A new allotrope other than charcoal and diamond has been made from carbon. Carbon exists in different forms. In addition to diamond and graphite, recently some new shapes with amazing properties have been discovered. Graphene, for example, is the thinnest known material with a single atomic layer thickness and its unusual properties such as behaving like a metal even on a small scale which make it an extremely exciting material. Graphene makes a perfect candidate for applications such as future electronics and high-tech engineering. The process demonstrates a novel way to produce other forms of carbon materials on the theoretically designed but not yet developed nanoscale. In this element, each carbon atom is connected to three neighbors that form hexagons arranged in a honeycomb lattice. Theoretical studies have shown that carbon atoms can also be organized in other flat networks while bound to three neighbors, but none of these planned networks has yet been realized.

Researchers at the University of Marburg in Germany and Aalto University in Finland have now discovered a new carbon lattice that is atomically thin like graphene, but consists of squares, hexagons and octagons that form an ordered lattice. Investigated the network with high resolution scanning probe microscopy and, interestingly, found that its electronic properties are very different from those of graphene.

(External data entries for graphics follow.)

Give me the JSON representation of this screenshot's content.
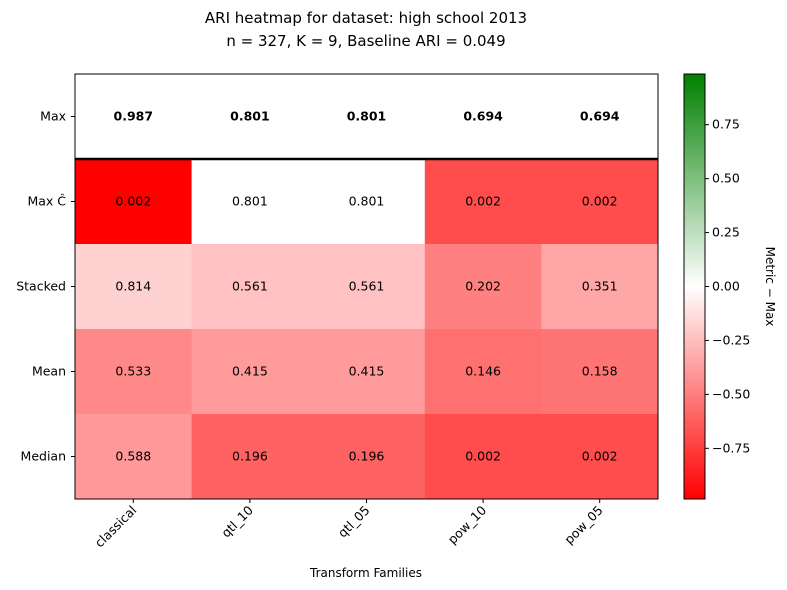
{
  "chart_data": {
    "type": "heatmap",
    "title_lines": [
      "ARI heatmap for dataset: high school 2013",
      "n = 327, K = 9, Baseline ARI = 0.049"
    ],
    "xlabel": "Transform Families",
    "ylabel": "",
    "columns": [
      "classical",
      "qtl_10",
      "qtl_05",
      "pow_10",
      "pow_05"
    ],
    "rows": [
      "Max",
      "Max Ĉ",
      "Stacked",
      "Mean",
      "Median"
    ],
    "values": [
      [
        0.987,
        0.801,
        0.801,
        0.694,
        0.694
      ],
      [
        0.002,
        0.801,
        0.801,
        0.002,
        0.002
      ],
      [
        0.814,
        0.561,
        0.561,
        0.202,
        0.351
      ],
      [
        0.533,
        0.415,
        0.415,
        0.146,
        0.158
      ],
      [
        0.588,
        0.196,
        0.196,
        0.002,
        0.002
      ]
    ],
    "cell_labels": [
      [
        "0.987",
        "0.801",
        "0.801",
        "0.694",
        "0.694"
      ],
      [
        "0.002",
        "0.801",
        "0.801",
        "0.002",
        "0.002"
      ],
      [
        "0.814",
        "0.561",
        "0.561",
        "0.202",
        "0.351"
      ],
      [
        "0.533",
        "0.415",
        "0.415",
        "0.146",
        "0.158"
      ],
      [
        "0.588",
        "0.196",
        "0.196",
        "0.002",
        "0.002"
      ]
    ],
    "bold_rows": [
      "Max"
    ],
    "color_metric": "Metric − Max",
    "reference_row": "Max",
    "colorbar": {
      "label": "Metric − Max",
      "vmin": -0.985,
      "vmax": 0.985,
      "ticks": [
        0.75,
        0.5,
        0.25,
        0.0,
        -0.25,
        -0.5,
        -0.75
      ],
      "tick_labels": [
        "0.75",
        "0.50",
        "0.25",
        "0.00",
        "−0.25",
        "−0.50",
        "−0.75"
      ],
      "colors": {
        "low": "#ff0000",
        "mid": "#ffffff",
        "high": "#008000"
      }
    },
    "separator_after_row": "Max",
    "grid": false
  }
}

In contrast to graphene, the new material called ‘narrow biphenylene lattice’ has metallic properties.  Narrow lattice strips is only 21 atoms wide; already behave like a metal, while graphene is a semiconductor in this size.  Professor Michael Gottfried from the University of Marburg, who leads the team, informs that these strips could be used as lead wires in future carbon-based electronic devices. This new carbon grid can also serve as a superior anode material in lithium-ion batteries, with a higher lithium storage capacity compared to current lithium-based materials.  Professor Peter Liljeroth's group carried out a high-resolution microscopy that showed the structure of the material, while researchers led by Professor Adam Foster used computer simulations and analyzes to understand the exciting electrical properties of the material.